Thursday, August 22, 2013

The Blend of the World

If you have a car you've likely noticed signs at the gas pump indicating that ethanol has been added to your gasoline.  This rise of blended fuel is a product of the government's attempt to increase the use of sustainable fuels and wean America off of foreign oil.  However, as it turns out when this plan was conceived mistakes were made that have led us to a rather ridiculous situation.

Every year refineries are required to blend a certain amount of ethanol into the gasoline they produce. The standard blend rate is 10% ethanol.  This rate is used because essentially all gasoline engines can utilize 10% ethanol gas without any problems (and perhaps more importantly at this point the gasoline is subject to a forty cent per gallon reduction in taxes).

In 2007 when the ethanol mandates were created congress anticipated a constantly increasing rate of gasoline consumption. However, in the years since 2007 gasoline consumption has instead declined by approximately 5%.  Ethanol blending mandates were dictated in terms of raw gallons however. So as the total consumed gas has declined the required amount of ethanol to be blended in has risen.  Unsurprisingly, this has led the industry to the point where it's difficult to shove the required amount of ethanol into the gasoline supply while keeping the blend at the 10% rate.

Refineries are able to buy what are known as Renewable Identification Numbers or RINs in order to comply with ethanol mandates. However, as producers and speculators have realized the impossibility of meeting increasing ethanol blend requirements within the current system RIN prices have sky rocketed.

The EPA has the ability to issue a special waiver which reduces the ethanol mandate each year. However, they are only permitted to issue the waiver on a yearly basis.  More over, eliminating or permanently reducing the ethanol mandates would rapidly devalue the RIN leaving producers and speculators with substantial losses. Leaving the system as is requires special EPA intervention each year or a likely increase in gas prices as producers pass the additional cost of RINs onto consumers.  In any conceivable scenario some party is incurring substantial costs.
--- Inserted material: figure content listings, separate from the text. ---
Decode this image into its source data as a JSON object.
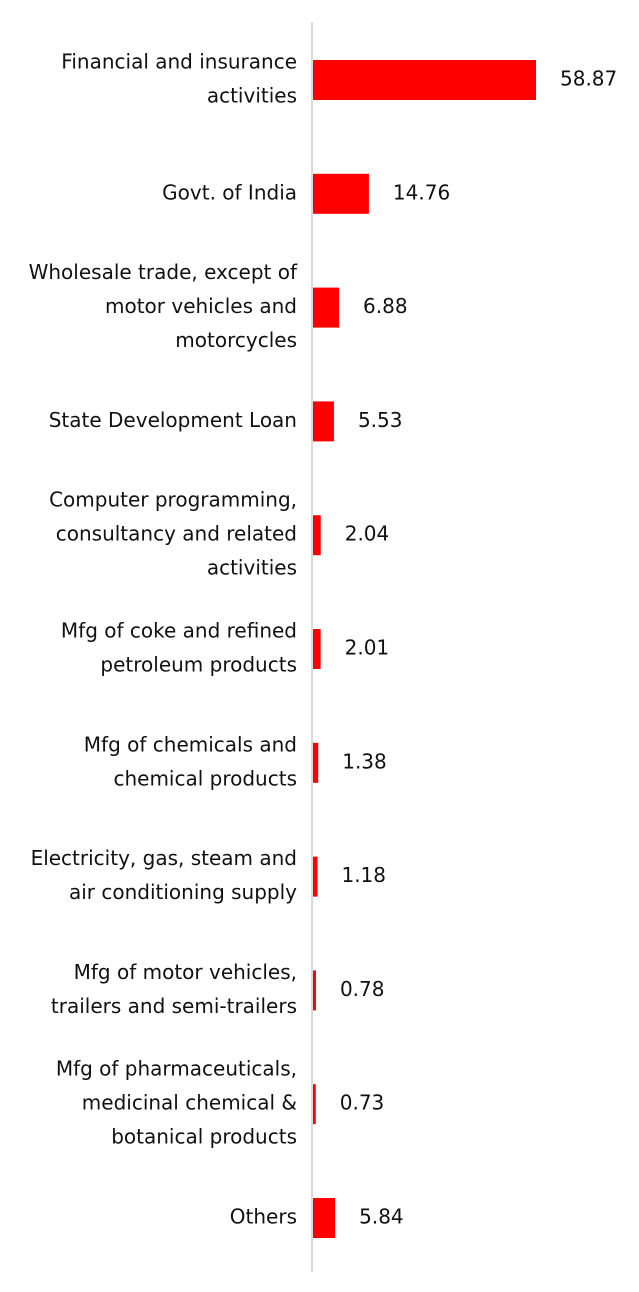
{
  "chart_data": {
    "type": "bar",
    "orientation": "horizontal",
    "title": "",
    "xlabel": "",
    "ylabel": "",
    "grid": false,
    "legend": "none",
    "bar_color": "#ff0000",
    "axis_color": "#d9d9d9",
    "xlim": [
      0,
      60
    ],
    "categories": [
      [
        "Financial and insurance",
        "activities"
      ],
      [
        "Govt. of India"
      ],
      [
        "Wholesale trade, except of",
        "motor vehicles and",
        "motorcycles"
      ],
      [
        "State Development Loan"
      ],
      [
        "Computer programming,",
        "consultancy and related",
        "activities"
      ],
      [
        "Mfg of coke and refined",
        "petroleum products"
      ],
      [
        "Mfg of chemicals and",
        "chemical products"
      ],
      [
        "Electricity, gas, steam and",
        "air conditioning supply"
      ],
      [
        "Mfg of motor vehicles,",
        "trailers and semi-trailers"
      ],
      [
        "Mfg of pharmaceuticals,",
        "medicinal chemical &",
        "botanical products"
      ],
      [
        "Others"
      ]
    ],
    "values": [
      58.87,
      14.76,
      6.88,
      5.53,
      2.04,
      2.01,
      1.38,
      1.18,
      0.78,
      0.73,
      5.84
    ],
    "value_labels": [
      "58.87",
      "14.76",
      "6.88",
      "5.53",
      "2.04",
      "2.01",
      "1.38",
      "1.18",
      "0.78",
      "0.73",
      "5.84"
    ]
  }
}
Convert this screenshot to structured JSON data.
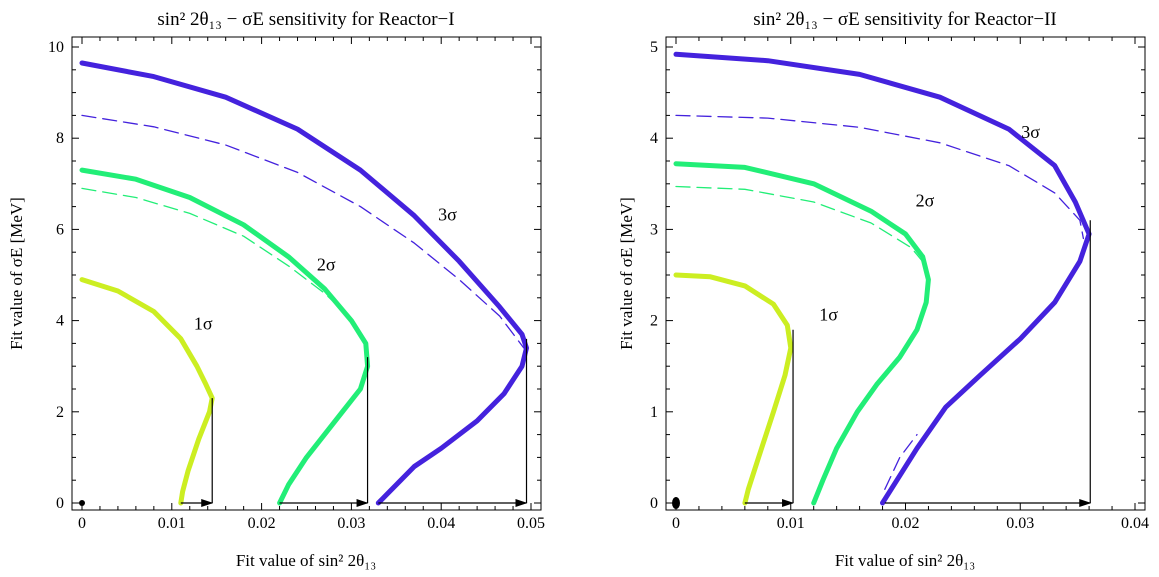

It's easy to see the rationalization of the legislators when these mandates were created. After all, everyone agrees renewable energy is a net positive. Had they dictated that ethanol production simply pace gasoline production at a 10% rate we likely wouldn't be in this situation.  However, we'd also simply be treading water in terms of moving our energy supply towards sustainable sources.  In this case their policies certainly haven't worked out, but I find it difficult to fault their intentions.  Of course the whole thing could have been avoided if they'd decided to take the direct route and simply raised gasoline taxes (thus reducing consumption and creating further incentives for fuel efficient or fuel flexible vehicles).

One special note, the economics of using ethanol as a fuel source at all is a topic of great debate which I have purposefully neglected.  Please do not construe this negligence as either an endorsement or condemnation of the practice.